Fellow

Clara Royer

Smithsonian Institution Predoctoral Fellow
photo portrait of a person looking at the camera
Fellowship Type
  • Predoctoral Fellow
Fellowship Name
Smithsonian Institution Predoctoral Fellow
Affiliation
  • Université Paris 1 Panthéon-Sorbonne
Years
20252026
One Spectrum, Many Worlds: Slow-Scan TV and the Geopolitical Turn of Media Arts (1977–1991)

In the last quarter of the twentieth century, artists experimenting with telecommunications began to connect across borders, rapidly expanding local experiments into a vibrant transnational network of collaborative actions that spanned the Americas, Europe, and the Pacific Rim. This avant-garde movement, known as telematic art, hinged on a pivotal technological breakthrough: slow-scan television (SSTV). An early forerunner of today’s videoconferencing systems, SSTV enabled real-time, low-cost visual communication over great distances, supporting a variety of creative practices that ranged from live image exchanges to remote interactive performances.  

Throughout the 1980s, artists like Liza Béar, Nam June Paik, and Aldo Tambellini embraced this new medium, recognizing its potential to generate experimental image flows that could transcend geographical, cultural, and ideological divides. But the politics and economics of radio frequencies and the realities of international spectrum management soon tempered their initial idealism, as their experiments were challenged by the complexities of a global communication landscape fraught with inequalities and regulatory constraints. 

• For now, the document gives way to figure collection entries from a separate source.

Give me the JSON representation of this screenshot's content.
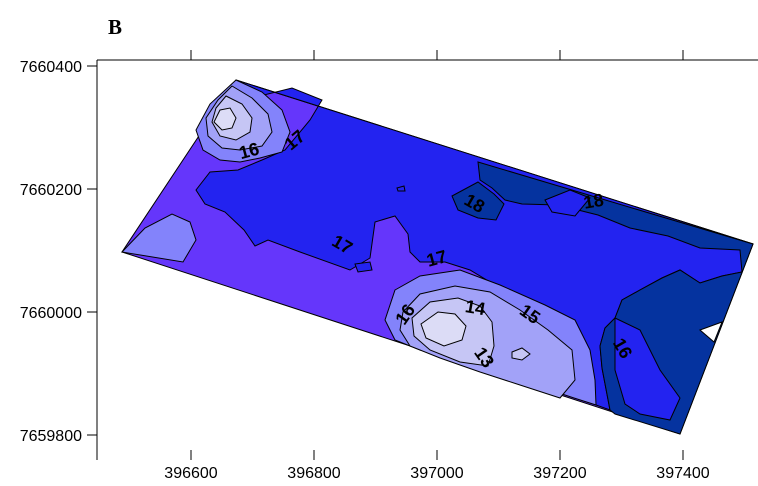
{
  "panel_label": "B",
  "chart_data": {
    "type": "contour",
    "title": "",
    "xlabel": "",
    "ylabel": "",
    "xlim": [
      396450,
      397520
    ],
    "ylim": [
      7659770,
      7660410
    ],
    "x_ticks": [
      396600,
      396800,
      397000,
      397200,
      397400
    ],
    "y_ticks": [
      7659800,
      7660000,
      7660200,
      7660400
    ],
    "x_tick_labels": [
      "396600",
      "396800",
      "397000",
      "397200",
      "397400"
    ],
    "y_tick_labels": [
      "7659800",
      "7660000",
      "7660200",
      "7660400"
    ],
    "grid": false,
    "levels": [
      13,
      14,
      15,
      16,
      17,
      18
    ],
    "level_colors": {
      "below_13": "#dcdcf6",
      "13_14": "#c6c6f5",
      "14_15": "#a2a2f8",
      "15_16": "#8383fb",
      "16_17": "#6536fb",
      "17_18": "#2323f0",
      "above_18": "#05339f"
    },
    "contour_labels": [
      {
        "text": "16",
        "x": 396695,
        "y": 7660260
      },
      {
        "text": "17",
        "x": 396770,
        "y": 7660278
      },
      {
        "text": "17",
        "x": 396845,
        "y": 7660108
      },
      {
        "text": "18",
        "x": 397060,
        "y": 7660175
      },
      {
        "text": "18",
        "x": 397255,
        "y": 7660178
      },
      {
        "text": "17",
        "x": 397000,
        "y": 7660085
      },
      {
        "text": "16",
        "x": 396950,
        "y": 7659995
      },
      {
        "text": "14",
        "x": 397062,
        "y": 7660005
      },
      {
        "text": "15",
        "x": 397150,
        "y": 7659995
      },
      {
        "text": "13",
        "x": 397075,
        "y": 7659925
      },
      {
        "text": "16",
        "x": 397300,
        "y": 7659940
      }
    ]
  }
}
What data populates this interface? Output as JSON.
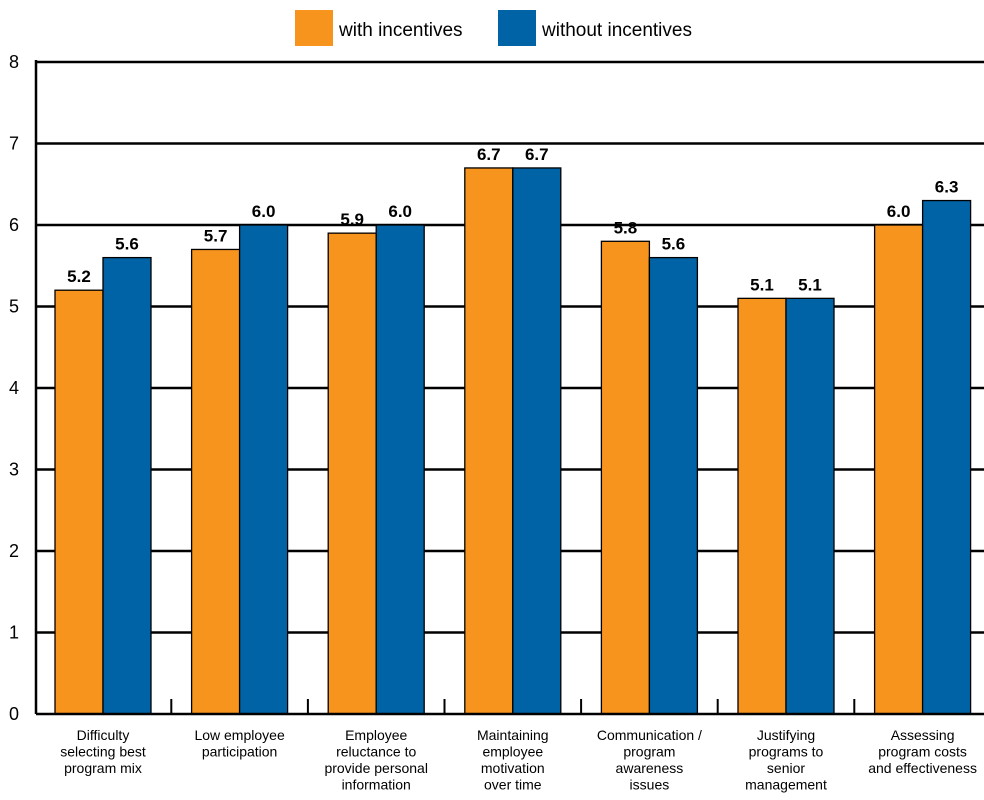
{
  "chart_data": {
    "type": "bar",
    "categories": [
      [
        "Difficulty",
        "selecting best",
        "program mix"
      ],
      [
        "Low employee",
        "participation"
      ],
      [
        "Employee",
        "reluctance to",
        "provide personal",
        "information"
      ],
      [
        "Maintaining",
        "employee",
        "motivation",
        "over time"
      ],
      [
        "Communication /",
        "program",
        "awareness",
        "issues"
      ],
      [
        "Justifying",
        "programs to",
        "senior",
        "management"
      ],
      [
        "Assessing",
        "program costs",
        "and effectiveness"
      ]
    ],
    "series": [
      {
        "name": "with incentives",
        "color": "#F7941D",
        "values": [
          5.2,
          5.7,
          5.9,
          6.7,
          5.8,
          5.1,
          6.0
        ]
      },
      {
        "name": "without incentives",
        "color": "#0063A6",
        "values": [
          5.6,
          6.0,
          6.0,
          6.7,
          5.6,
          5.1,
          6.3
        ]
      }
    ],
    "data_labels": [
      [
        "5.2",
        "5.7",
        "5.9",
        "6.7",
        "5.8",
        "5.1",
        "6.0"
      ],
      [
        "5.6",
        "6.0",
        "6.0",
        "6.7",
        "5.6",
        "5.1",
        "6.3"
      ]
    ],
    "yticks": [
      "0",
      "1",
      "2",
      "3",
      "4",
      "5",
      "6",
      "7",
      "8"
    ],
    "ylim": [
      0,
      8
    ],
    "grid": true,
    "legend_position": "top-center",
    "title": "",
    "xlabel": "",
    "ylabel": ""
  }
}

My dissertation, the first to position SSTV as a key art-historical object, contends that artists’ engagement with this technology coincided with the rise of a new media ethic, marking a significant geopolitical reorientation in the shared history of art and technology. Tracing the roots of telematic art to the late 1970s, I show how it emerged in response to the Non-Aligned Movement’s advocacy for a New World Information and Communication Order (NWICO) and the broader push for a more equitable allocation of the frequency spectrum across the global North-South divide—all within the broader framework of neoliberalism and the deregulation of telecommunications. I demonstrate how artists critically engaged with SSTV to creatively navigate these tensions, raising essential questions about high-tech elitism, cultural imperialism, and what media theorist Herbert I. Schiller termed “electronic colonialism.”